A five-point plan to solve the Brexit imbroglio

3 comments

Estimated reading time: 10 minutes

Iain Begg

March 30th, 2019

A five-point plan to solve the Brexit imbroglio

3 comments

Estimated reading time: 10 minutes

National humiliation, constitutional crisis, shambles, chaos, delusional and (for the German tabloid, Bild) ‘Brexokalypse Now?’: these are merely a sprinkling of the unflattering terms used to describe the unfolding drama of Brexit. With the House of Commons now embarked on its eleventh-hour attempt to find a way to resolve matters, this contribution by Iain Begg (LSE) puts forward a five-point plan to solve the Brexit imbroglio.

First, the Prime Minister has to go. She has lost her authority and is no longer equipped to lead the process. Who wields the knife does not really matter, and the fact that she has survived no-confidence votes from her party and the House of Commons, as well as a botched Cabinet coup, should not alter the equation. Until she goes, it is hard to see a fresh approach being adopted.

Second, a cross-party consensus is needed. It has been evident for some time now that the manoeuvring to keep parties intact in the hope of achieving a partisan Brexit is not going to work. The starting point should, therefore, be for a caretaker successor to Theresa May to reach across the various factions in Parliament to form a national government with a mandate to sort out the UK’s relationship with the EU. Perhaps, in inviting whoever it is to form a government, the Queen could whisper in his or her ear to this effect.

Third, either a longer extension to the Article 50 process or its revocation will be required to enable the UK body politic to work out what it wants. Despite increasing irritation about the UK’s vacillations and the resulting uncertainty, the EU could reasonably be expected to accept.

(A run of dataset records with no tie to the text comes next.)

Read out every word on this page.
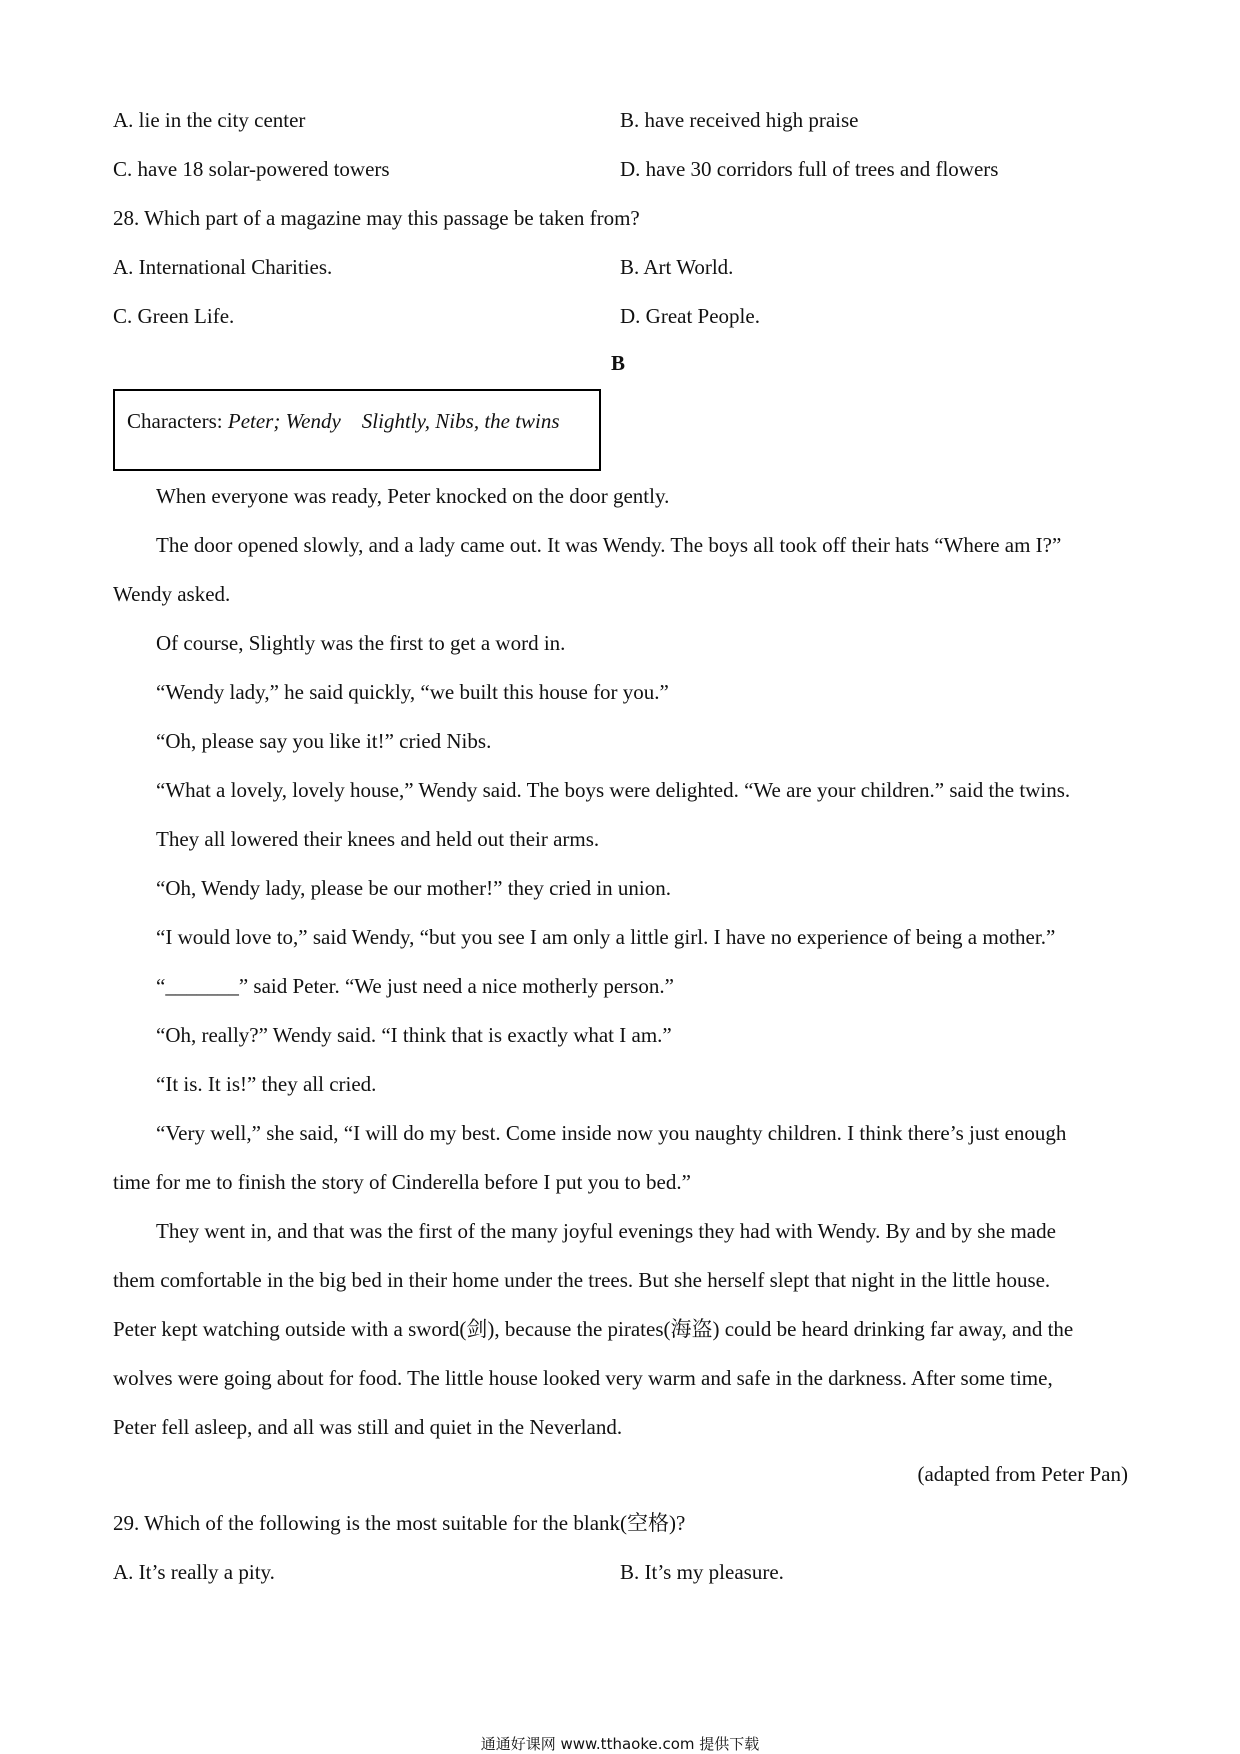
A. lie in the city center	B. have received high praise
C. have 18 solar-powered towers	D. have 30 corridors full of trees and flowers
28. Which part of a magazine may this passage be taken from?
A. International Charities.	B. Art World.
C. Green Life.	D. Great People.
B
Characters: Peter; Wendy Slightly, Nibs, the twins
When everyone was ready, Peter knocked on the door gently.
The door opened slowly, and a lady came out. It was Wendy. The boys all took off their hats “Where am I?”
Wendy asked.
Of course, Slightly was the first to get a word in.
“Wendy lady,” he said quickly, “we built this house for you.”
“Oh, please say you like it!” cried Nibs.
“What a lovely, lovely house,” Wendy said. The boys were delighted. “We are your children.” said the twins.
They all lowered their knees and held out their arms.
“Oh, Wendy lady, please be our mother!” they cried in union.
“I would love to,” said Wendy, “but you see I am only a little girl. I have no experience of being a mother.”
“_______” said Peter. “We just need a nice motherly person.”
“Oh, really?” Wendy said. “I think that is exactly what I am.”
“It is. It is!” they all cried.
“Very well,” she said, “I will do my best. Come inside now you naughty children. I think there’s just enough
time for me to finish the story of Cinderella before I put you to bed.”
They went in, and that was the first of the many joyful evenings they had with Wendy. By and by she made
them comfortable in the big bed in their home under the trees. But she herself slept that night in the little house.
Peter kept watching outside with a sword(剑), because the pirates(海盗) could be heard drinking far away, and the
wolves were going about for food. The little house looked very warm and safe in the darkness. After some time,
Peter fell asleep, and all was still and quiet in the Neverland.
(adapted from Peter Pan)
29. Which of the following is the most suitable for the blank(空格)?
A. It’s really a pity.	B. It’s my pleasure.
通通好课网 www.tthaoke.com 提供下载
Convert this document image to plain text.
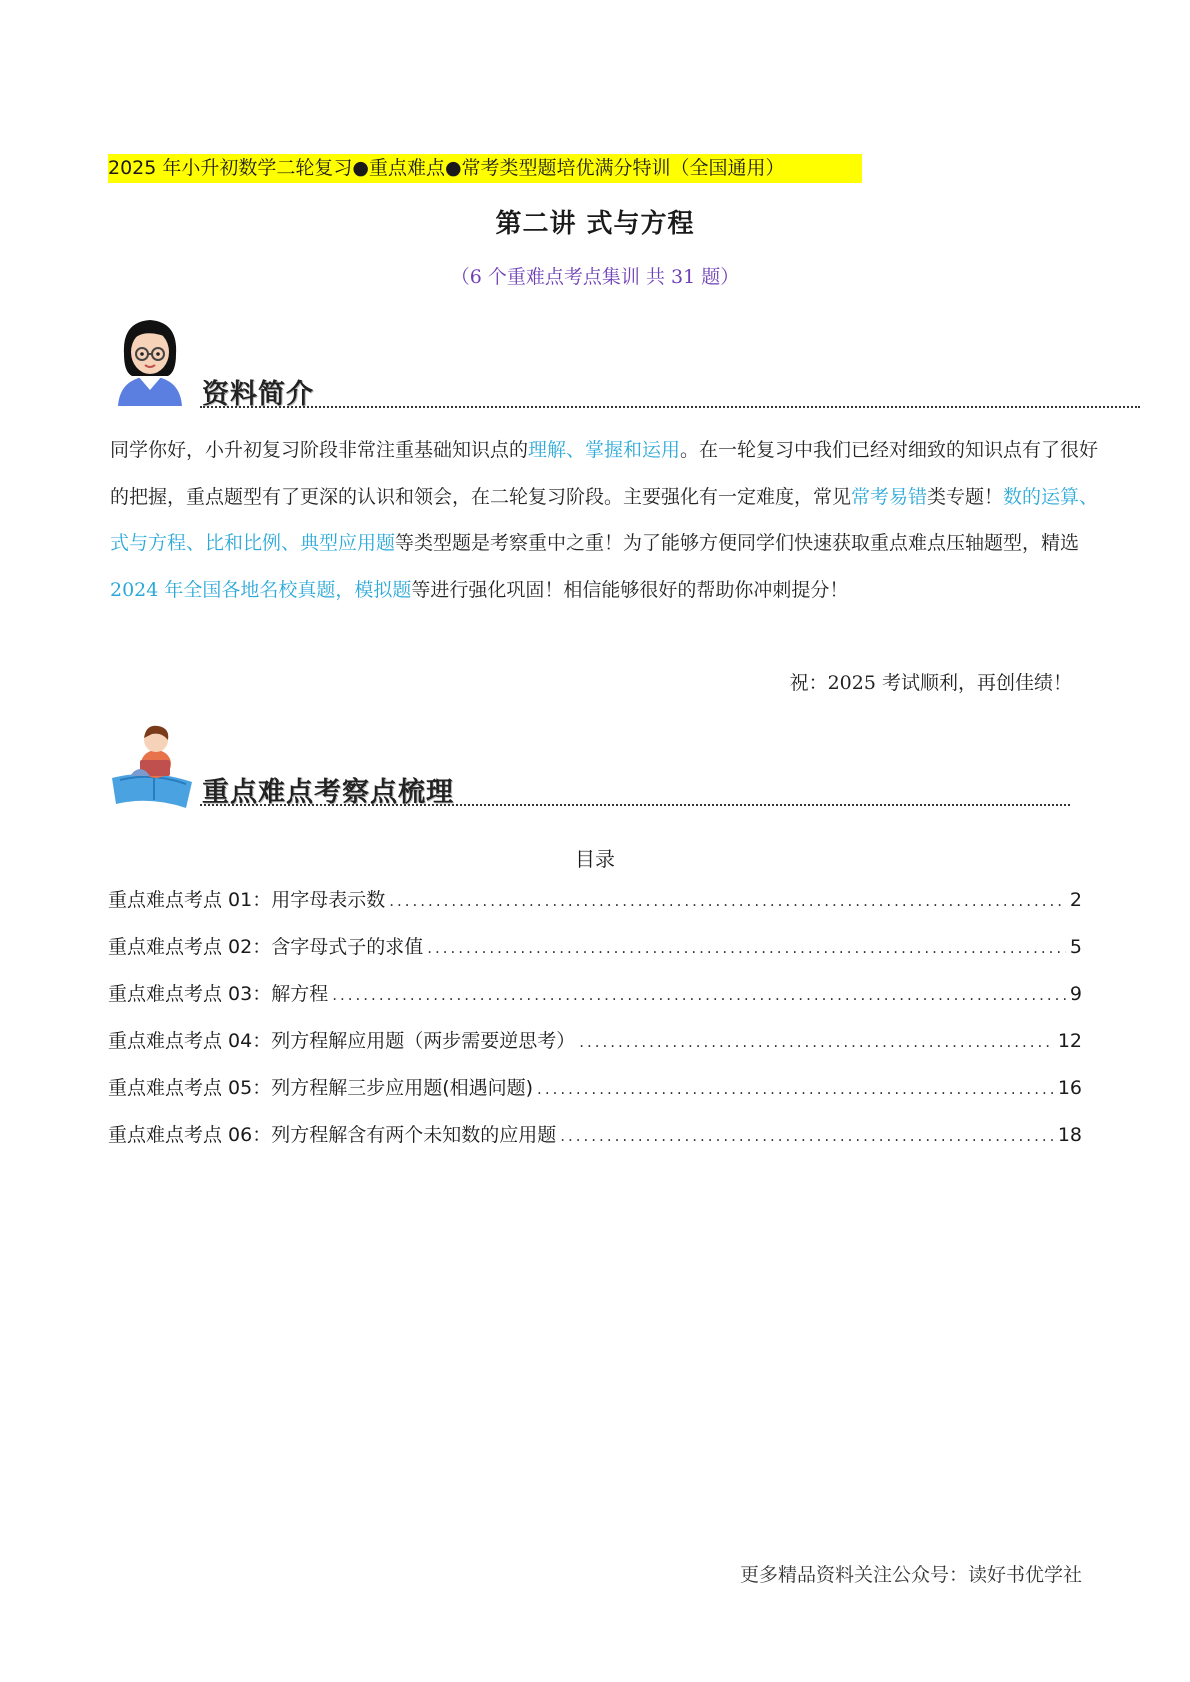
2025 年小升初数学二轮复习●重点难点●常考类型题培优满分特训（全国通用）
第二讲 式与方程
（6 个重难点考点集训 共 31 题）
资料简介
同学你好，小升初复习阶段非常注重基础知识点的理解、掌握和运用。在一轮复习中我们已经对细致的知识点有了很好的把握，重点题型有了更深的认识和领会，在二轮复习阶段。主要强化有一定难度，常见常考易错类专题！数的运算、式与方程、比和比例、典型应用题等类型题是考察重中之重！为了能够方便同学们快速获取重点难点压轴题型，精选2024 年全国各地名校真题，模拟题等进行强化巩固！相信能够很好的帮助你冲刺提分！
祝：2025 考试顺利，再创佳绩！
重点难点考察点梳理
目录
重点难点考点 01：用字母表示数 .....	2
重点难点考点 02：含字母式子的求值 .....	5
重点难点考点 03：解方程 .....	9
重点难点考点 04：列方程解应用题（两步需要逆思考） .....	12
重点难点考点 05：列方程解三步应用题(相遇问题) .....	16
重点难点考点 06：列方程解含有两个未知数的应用题 .....	18
更多精品资料关注公众号：读好书优学社
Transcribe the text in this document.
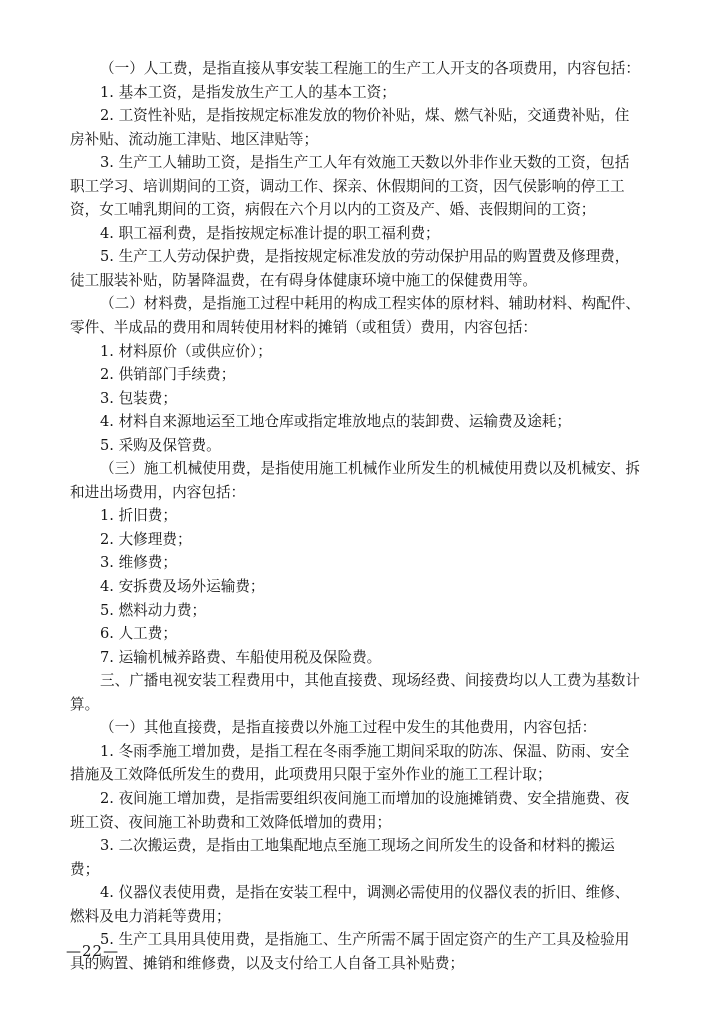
（一）人工费，是指直接从事安装工程施工的生产工人开支的各项费用，内容包括：
1. 基本工资，是指发放生产工人的基本工资；
2. 工资性补贴，是指按规定标准发放的物价补贴，煤、燃气补贴，交通费补贴，住
房补贴、流动施工津贴、地区津贴等；
3. 生产工人辅助工资，是指生产工人年有效施工天数以外非作业天数的工资，包括
职工学习、培训期间的工资，调动工作、探亲、休假期间的工资，因气侯影响的停工工
资，女工哺乳期间的工资，病假在六个月以内的工资及产、婚、丧假期间的工资；
4. 职工福利费，是指按规定标准计提的职工福利费；
5. 生产工人劳动保护费，是指按规定标准发放的劳动保护用品的购置费及修理费，
徒工服装补贴，防暑降温费，在有碍身体健康环境中施工的保健费用等。
（二）材料费，是指施工过程中耗用的构成工程实体的原材料、辅助材料、构配件、
零件、半成品的费用和周转使用材料的摊销（或租赁）费用，内容包括：
1. 材料原价（或供应价）；
2. 供销部门手续费；
3. 包装费；
4. 材料自来源地运至工地仓库或指定堆放地点的装卸费、运输费及途耗；
5. 采购及保管费。
（三）施工机械使用费，是指使用施工机械作业所发生的机械使用费以及机械安、拆
和进出场费用，内容包括：
1. 折旧费；
2. 大修理费；
3. 维修费；
4. 安拆费及场外运输费；
5. 燃料动力费；
6. 人工费；
7. 运输机械养路费、车船使用税及保险费。
三、广播电视安装工程费用中，其他直接费、现场经费、间接费均以人工费为基数计
算。
（一）其他直接费，是指直接费以外施工过程中发生的其他费用，内容包括：
1. 冬雨季施工增加费，是指工程在冬雨季施工期间采取的防冻、保温、防雨、安全
措施及工效降低所发生的费用，此项费用只限于室外作业的施工工程计取；
2. 夜间施工增加费，是指需要组织夜间施工而增加的设施摊销费、安全措施费、夜
班工资、夜间施工补助费和工效降低增加的费用；
3. 二次搬运费，是指由工地集配地点至施工现场之间所发生的设备和材料的搬运
费；
4. 仪器仪表使用费，是指在安装工程中，调测必需使用的仪器仪表的折旧、维修、
燃料及电力消耗等费用；
5. 生产工具用具使用费，是指施工、生产所需不属于固定资产的生产工具及检验用
具的购置、摊销和维修费，以及支付给工人自备工具补贴费；
—22—
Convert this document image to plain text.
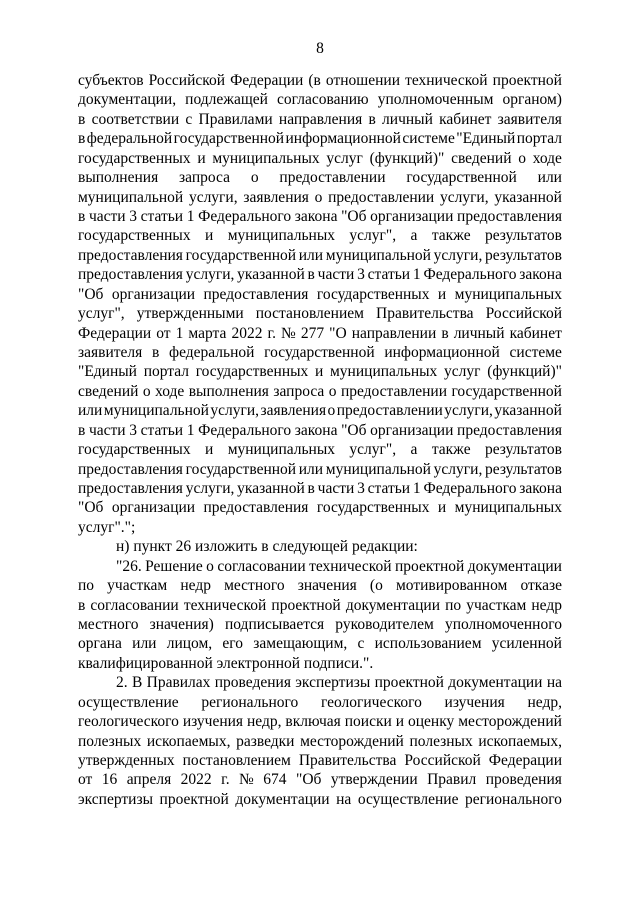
8
субъектов Российской Федерации (в отношении технической проектной
документации, подлежащей согласованию уполномоченным органом)
в соответствии с Правилами направления в личный кабинет заявителя
в федеральной государственной информационной системе "Единый портал
государственных и муниципальных услуг (функций)" сведений о ходе
выполнения запроса о предоставлении государственной или
муниципальной услуги, заявления о предоставлении услуги, указанной
в части 3 статьи 1 Федерального закона "Об организации предоставления
государственных и муниципальных услуг", а также результатов
предоставления государственной или муниципальной услуги, результатов
предоставления услуги, указанной в части 3 статьи 1 Федерального закона
"Об организации предоставления государственных и муниципальных
услуг", утвержденными постановлением Правительства Российской
Федерации от 1 марта 2022 г. № 277 "О направлении в личный кабинет
заявителя в федеральной государственной информационной системе
"Единый портал государственных и муниципальных услуг (функций)"
сведений о ходе выполнения запроса о предоставлении государственной
или муниципальной услуги, заявления о предоставлении услуги, указанной
в части 3 статьи 1 Федерального закона "Об организации предоставления
государственных и муниципальных услуг", а также результатов
предоставления государственной или муниципальной услуги, результатов
предоставления услуги, указанной в части 3 статьи 1 Федерального закона
"Об организации предоставления государственных и муниципальных
услуг".";
н) пункт 26 изложить в следующей редакции:
"26. Решение о согласовании технической проектной документации
по участкам недр местного значения (о мотивированном отказе
в согласовании технической проектной документации по участкам недр
местного значения) подписывается руководителем уполномоченного
органа или лицом, его замещающим, с использованием усиленной
квалифицированной электронной подписи.".
2. В Правилах проведения экспертизы проектной документации на
осуществление регионального геологического изучения недр,
геологического изучения недр, включая поиски и оценку месторождений
полезных ископаемых, разведки месторождений полезных ископаемых,
утвержденных постановлением Правительства Российской Федерации
от 16 апреля 2022 г. № 674 "Об утверждении Правил проведения
экспертизы проектной документации на осуществление регионального
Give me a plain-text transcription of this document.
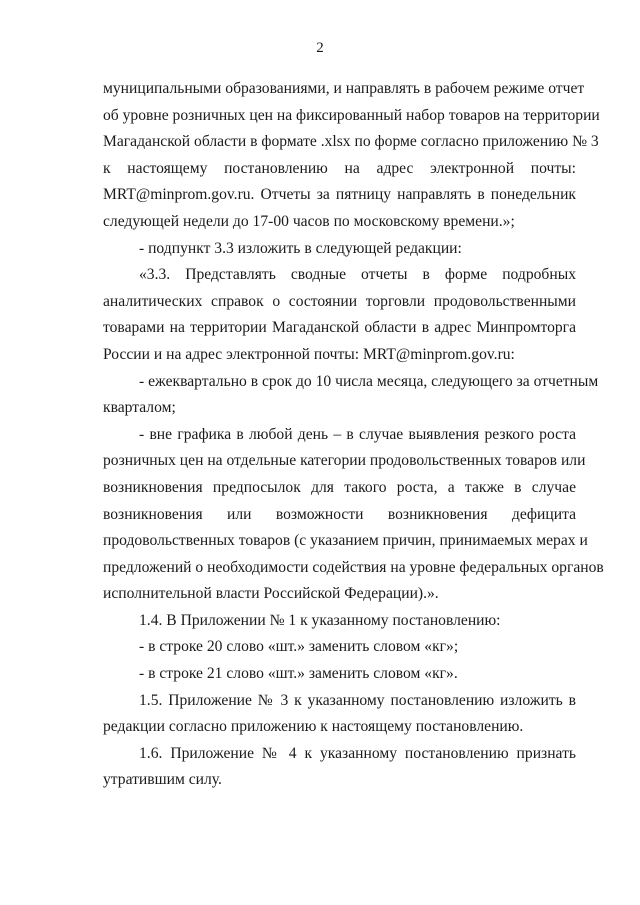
2
муниципальными образованиями, и направлять в рабочем режиме отчет
об уровне розничных цен на фиксированный набор товаров на территории
Магаданской области в формате .xlsx по форме согласно приложению № 3
к настоящему постановлению на адрес электронной почты:
MRT@minprom.gov.ru. Отчеты за пятницу направлять в понедельник
следующей недели до 17-00 часов по московскому времени.»;
- подпункт 3.3 изложить в следующей редакции:
«3.3. Представлять сводные отчеты в форме подробных
аналитических справок о состоянии торговли продовольственными
товарами на территории Магаданской области в адрес Минпромторга
России и на адрес электронной почты: MRT@minprom.gov.ru:
- ежеквартально в срок до 10 числа месяца, следующего за отчетным
кварталом;
- вне графика в любой день – в случае выявления резкого роста
розничных цен на отдельные категории продовольственных товаров или
возникновения предпосылок для такого роста, а также в случае
возникновения или возможности возникновения дефицита
продовольственных товаров (с указанием причин, принимаемых мерах и
предложений о необходимости содействия на уровне федеральных органов
исполнительной власти Российской Федерации).».
1.4. В Приложении № 1 к указанному постановлению:
- в строке 20 слово «шт.» заменить словом «кг»;
- в строке 21 слово «шт.» заменить словом «кг».
1.5. Приложение № 3 к указанному постановлению изложить в
редакции согласно приложению к настоящему постановлению.
1.6. Приложение № 4 к указанному постановлению признать
утратившим силу.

The fourth stage would be the most contentious, but cannot be avoided. There has to be a wide-ranging assessment of the advantages and drawbacks of the different options, stressing that none will be satisfactory and all will involve trade-offs. All red lines, entrenched positions and potential outcomes, from no deal to no Brexit, will have to be examined.

Fifth, the caretaker government would then be expected to choose how to decide. It could be by assembling a majority in Parliament to support the outcome of stage 4 or by a further referendum. If the former, it should be much easier to pass because the process of assessing the options will have clarified the trade-offs and enabled a consensus to emerge.

If Parliament nevertheless decides the question has to go back to the people, there are bound to be awkward choices about the precise question, the timing and other terms of the vote. It will be potentially divisive, although the process of deliberation should mitigate this concern, and it will also be vital to ensure a further referendum is not seen purely as a Trojan horse for ‘no Brexit’.

An immediate reaction will be to deride this five-point plan as a fantasy. Yet it is evident something different has to be done to break the logjam and to identify the basis for an informed decision. For this purpose clarifying what the criteria are for judging the options and how to interpret them is key.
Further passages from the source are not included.